While there are 8,764 QOZs throughout the U.S. and American Territories, not all of them will automatically be great investments with the potential for outstanding returns. Projects that made absolutely no financial sense before being located in a Qualified Opportunity Zone are not going to suddenly become great investments, with the potential for outstanding returns.
This is why it’s essential that your targeted QOF and the fund manager have experience in the geographic regions in which it is planning to operate -- or, at the very least, has personnel on board with that experience. Because real estate -- and Qualified Opportunity Zones -- is about location, the QOF in which you are interested should understand that local market’s population, economic and demographic trends. Your targeted QOF must also understand the characteristics of each QOZ. Requirements for successful investment in rural Colorado will be vastly different than those mandated for Brooklyn, NY. And yes, there are funds that target both of these locations.

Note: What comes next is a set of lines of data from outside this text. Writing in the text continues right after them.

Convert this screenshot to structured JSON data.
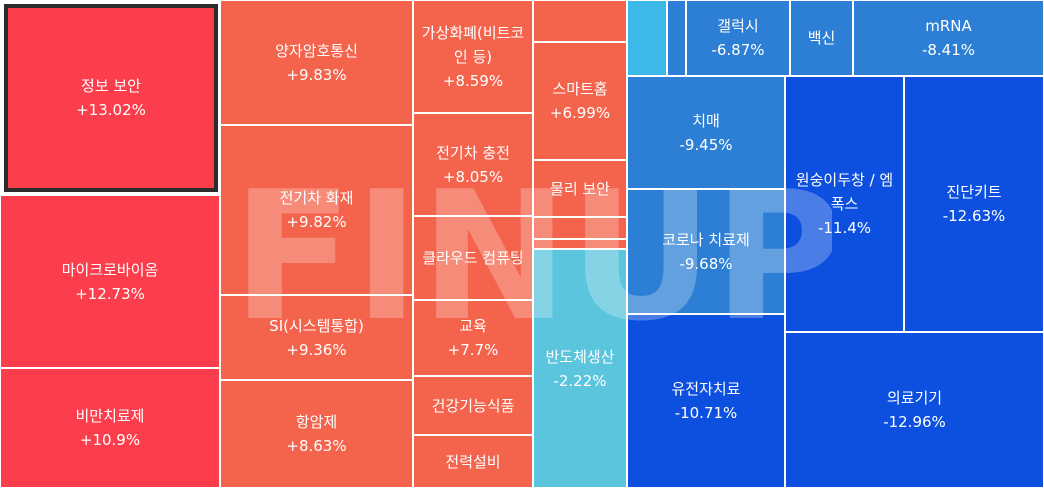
{
  "chart_data": {
    "type": "treemap",
    "watermark": "FINUP",
    "colors": {
      "up_strong": "#fc3d4b",
      "up": "#f4634c",
      "down_light": "#5bc5de",
      "down": "#2c7fd4",
      "down_strong": "#0d50df"
    },
    "tiles": [
      {
        "id": "t1",
        "name": "정보 보안",
        "change": "+13.02%",
        "value": 13.02,
        "color": "#fc3d4b",
        "selected": true
      },
      {
        "id": "t2",
        "name": "마이크로바이옴",
        "change": "+12.73%",
        "value": 12.73,
        "color": "#fc3d4b"
      },
      {
        "id": "t3",
        "name": "비만치료제",
        "change": "+10.9%",
        "value": 10.9,
        "color": "#fc3d4b"
      },
      {
        "id": "t4",
        "name": "양자암호통신",
        "change": "+9.83%",
        "value": 9.83,
        "color": "#f4634c"
      },
      {
        "id": "t5",
        "name": "전기차 화재",
        "change": "+9.82%",
        "value": 9.82,
        "color": "#f4634c"
      },
      {
        "id": "t6",
        "name": "SI(시스템통합)",
        "change": "+9.36%",
        "value": 9.36,
        "color": "#f4634c"
      },
      {
        "id": "t7",
        "name": "항암제",
        "change": "+8.63%",
        "value": 8.63,
        "color": "#f4634c"
      },
      {
        "id": "t8",
        "name": "가상화폐(비트코인 등)",
        "change": "+8.59%",
        "value": 8.59,
        "color": "#f4634c"
      },
      {
        "id": "t9",
        "name": "전기차 충전",
        "change": "+8.05%",
        "value": 8.05,
        "color": "#f4634c"
      },
      {
        "id": "t10",
        "name": "클라우드 컴퓨팅",
        "change": "",
        "color": "#f4634c"
      },
      {
        "id": "t11",
        "name": "교육",
        "change": "+7.7%",
        "value": 7.7,
        "color": "#f4634c"
      },
      {
        "id": "t12",
        "name": "건강기능식품",
        "change": "",
        "color": "#f4634c"
      },
      {
        "id": "t13",
        "name": "전력설비",
        "change": "",
        "color": "#f4634c"
      },
      {
        "id": "t14",
        "name": "",
        "change": "",
        "color": "#f4634c"
      },
      {
        "id": "t15",
        "name": "스마트홈",
        "change": "+6.99%",
        "value": 6.99,
        "color": "#f4634c"
      },
      {
        "id": "t16",
        "name": "물리 보안",
        "change": "",
        "color": "#f4634c"
      },
      {
        "id": "t17",
        "name": "",
        "change": "",
        "color": "#f4634c"
      },
      {
        "id": "t18",
        "name": "",
        "change": "",
        "color": "#f4634c"
      },
      {
        "id": "t19",
        "name": "반도체생산",
        "change": "-2.22%",
        "value": -2.22,
        "color": "#5bc5de"
      },
      {
        "id": "t20",
        "name": "",
        "change": "",
        "color": "#3cb9e8"
      },
      {
        "id": "t21",
        "name": "",
        "change": "",
        "color": "#2c7fd4"
      },
      {
        "id": "t22",
        "name": "갤럭시",
        "change": "-6.87%",
        "value": -6.87,
        "color": "#2c7fd4"
      },
      {
        "id": "t23",
        "name": "백신",
        "change": "",
        "color": "#2c7fd4"
      },
      {
        "id": "t24",
        "name": "mRNA",
        "change": "-8.41%",
        "value": -8.41,
        "color": "#2c7fd4"
      },
      {
        "id": "t25",
        "name": "치매",
        "change": "-9.45%",
        "value": -9.45,
        "color": "#2c7fd4"
      },
      {
        "id": "t26",
        "name": "코로나 치료제",
        "change": "-9.68%",
        "value": -9.68,
        "color": "#2c7fd4"
      },
      {
        "id": "t27",
        "name": "원숭이두창 / 엠폭스",
        "change": "-11.4%",
        "value": -11.4,
        "color": "#0d50df"
      },
      {
        "id": "t28",
        "name": "진단키트",
        "change": "-12.63%",
        "value": -12.63,
        "color": "#0d50df"
      },
      {
        "id": "t29",
        "name": "유전자치료",
        "change": "-10.71%",
        "value": -10.71,
        "color": "#0d50df"
      },
      {
        "id": "t30",
        "name": "의료기기",
        "change": "-12.96%",
        "value": -12.96,
        "color": "#0d50df"
      }
    ]
  }
}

For instance, it doesn’t make sense for the fund to back a medical office building if there is no demand for that type of real estate product in a QOZ. This not only impacts a return on investment, it could also seriously impede a main factor of the QOZ, the “substantial improvement” clause, which we’ll examine in further detail, below.
Additionally, while the QOZ program is a federal initiative, it is designed to operate locally, in tandem with state and local municipalities. During the past couple of years, a plethora of state-specific rules and legislation has been passed and put into effect. Each state also handles its QOZ program differently. Some have created specially-designated governmental departments to handle QOZ-related issues, others rely on oversight through departments of commerce and economic development groups. Your due diligence should focus on whether your QOF is in regular touch with state and municipal leaders, to ensure regulatory compliance.
Finally, the Investment in Opportunity Program is, above all, a community program. This means the QOF in which you are interested must know how to communicate with community stakeholders, many of whom have not worked with developers, architects or civil engineers before.